Embryologic Correlations



CASE 4: Extrahepatic Biliary Atresia


Clinical History:

A neonate is born at 38 weeks gestation after a normal, uncomplicated vaginal delivery to a 28-year-old primigravida. The prenatal course had been normal except for an elevated IgM titer to cytomegalovirus (CMV). A screening fetal ultrasound at 18 weeks showed no abnormal findings. Following birth the infant is noted to become progressively jaundiced. At 2 weeks, the neonatal serum bilirubin is 15 mg/dL. A CBC shows a Hgb of 14 g/dL, Hct 42%, and MCV 96 fL. A direct and indirect antiglobulin test are both negative. The mother's blood type is O+. A liver biopsy of the neonate shows marked cholestasis but no inflammation.

  1. What is the probable cause for these findings?

  2. There is biliary tract obstruction from extrahepatic biliary atresia -- a segment of common bile duct is atretic.

  3. What is the embryologic abnormality?

  4. A liver primordium buds off the developing foregut in the 3rd week, extending into the mesodermal plate between the yolk sac and the developing heart, and forms the liver. The connection of the liver to the foregut narrows to form the common bile duct. A small outgrowth from this duct forms the gallbladder and cystic duct. The vitelline and umbilical veins give rise to the sinusoids that form around the developing plates of hepatocytes.

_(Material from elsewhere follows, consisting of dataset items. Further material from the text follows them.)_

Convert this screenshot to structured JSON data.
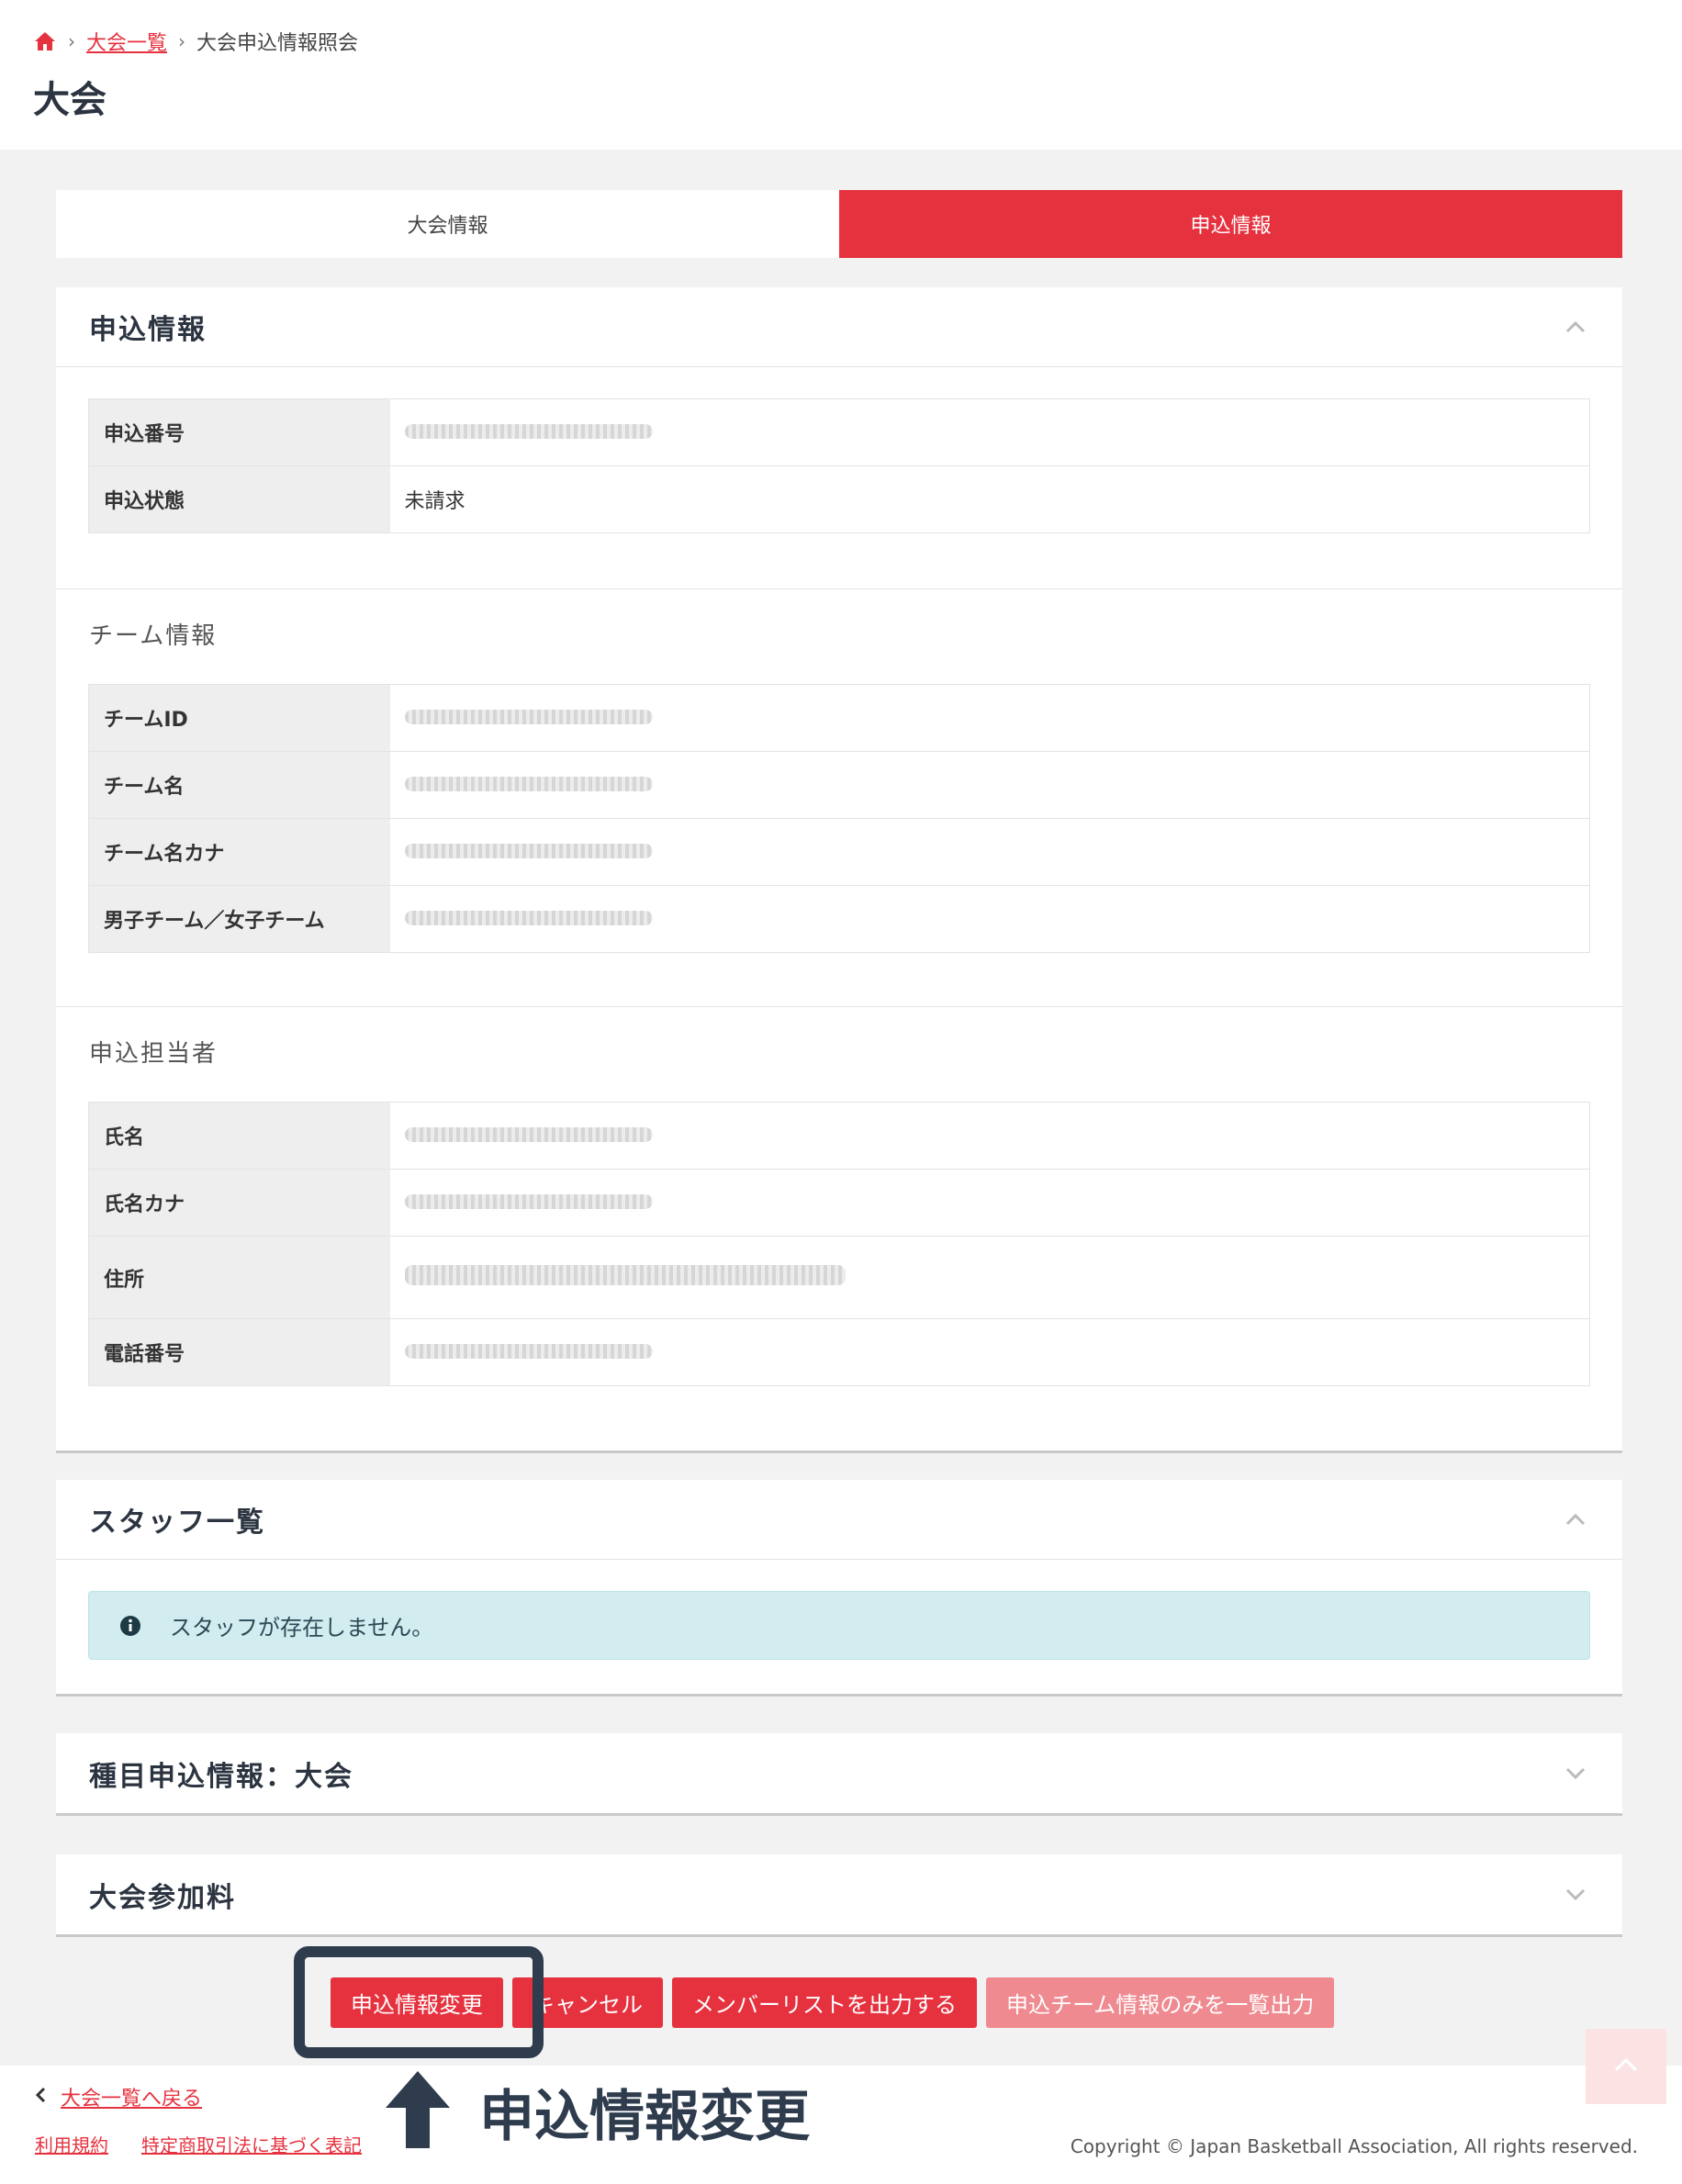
{
  "breadcrumb": {
    "link": "大会一覧",
    "current": "大会申込情報照会"
  },
  "page_title": "大会",
  "tabs": [
    {
      "label": "大会情報",
      "active": false
    },
    {
      "label": "申込情報",
      "active": true
    }
  ],
  "application_card": {
    "title": "申込情報",
    "fields": [
      {
        "label": "申込番号",
        "value": ""
      },
      {
        "label": "申込状態",
        "value": "未請求"
      }
    ],
    "team_section": {
      "title": "チーム情報",
      "fields": [
        {
          "label": "チームID",
          "value": ""
        },
        {
          "label": "チーム名",
          "value": ""
        },
        {
          "label": "チーム名カナ",
          "value": ""
        },
        {
          "label": "男子チーム／女子チーム",
          "value": ""
        }
      ]
    },
    "contact_section": {
      "title": "申込担当者",
      "fields": [
        {
          "label": "氏名",
          "value": ""
        },
        {
          "label": "氏名カナ",
          "value": ""
        },
        {
          "label": "住所",
          "value": ""
        },
        {
          "label": "電話番号",
          "value": ""
        }
      ]
    }
  },
  "staff_card": {
    "title": "スタッフ一覧",
    "alert": "スタッフが存在しません。"
  },
  "event_card": {
    "title": "種目申込情報：大会"
  },
  "fee_card": {
    "title": "大会参加料"
  },
  "actions": {
    "edit": "申込情報変更",
    "cancel": "キャンセル",
    "export_members": "メンバーリストを出力する",
    "export_team": "申込チーム情報のみを一覧出力"
  },
  "footer": {
    "back": "大会一覧へ戻る",
    "terms": "利用規約",
    "tokusho": "特定商取引法に基づく表記",
    "copyright": "Copyright © Japan Basketball Association, All rights reserved."
  },
  "annotation": {
    "label": "申込情報変更"
  },
  "colors": {
    "accent": "#e6323f",
    "dark": "#2f3c4d",
    "alert_bg": "#d2ecf0"
  }
}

    In development, the common bile duct temporarily becomes a solid structure that then has a central lumen form. If this lumen fails to reopen, then atresia occurs.

  5. Can this be fixed?

  6. If the atresia is intrahepatic and extensive, nothing can be done, other than liver transplantation. More localized extrahepatic lesions may be amenable to surgical repair. A re-anastomosis can be done if a segment of bile duct >200 microns can be found in the porta hepatis with an operating microscope. Surgery must be done as soon as possible, before significant hepatic damage with fibrosis has occurred.

  7. Is there a chromosomal abnormality?

  8. No.

  9. What is the recurrence risk?

  10. This is a sporadic condition in most cases, with no defined recurrence risk.

  11. What is the significance of the CMV serologic test finding?

  12. Though the exact mechanisms for biliary atresia is not known, some cases are associated with congenital CMV, reovirus, or rotavirus infection. An infection may trigger an immunologic reaction with inflammation of the biliary tree.

  13. Name some other causes for neonatal jaundice.

  14. The baby could have erythroblastosis fetalis, a condition in which maternal circulating antibodies cross the placenta and attack fetal red blood cells. Most cases are due to Rh incompatibility, so in this case, the O+ blood type of the mother and the fact that this is her first pregnancy virtually rules out this possibility (there are much rarer antibodies that can occur). There may be mild transient hyperbilirubinemia in babies born prematurely.

    The major differential diagnosis for extrahepatic biliary atresia is neontal giant cell hepatitis, a rare condition that results from inflammation of the liver, not obstruction. It may be caused by a number of infectious agents such as cytomegalovirus, rubella, and hepatitis B virus, by metabolic disorders, or by unknown causes. Most affected babies with giant cell hepatitis recover uneventfully.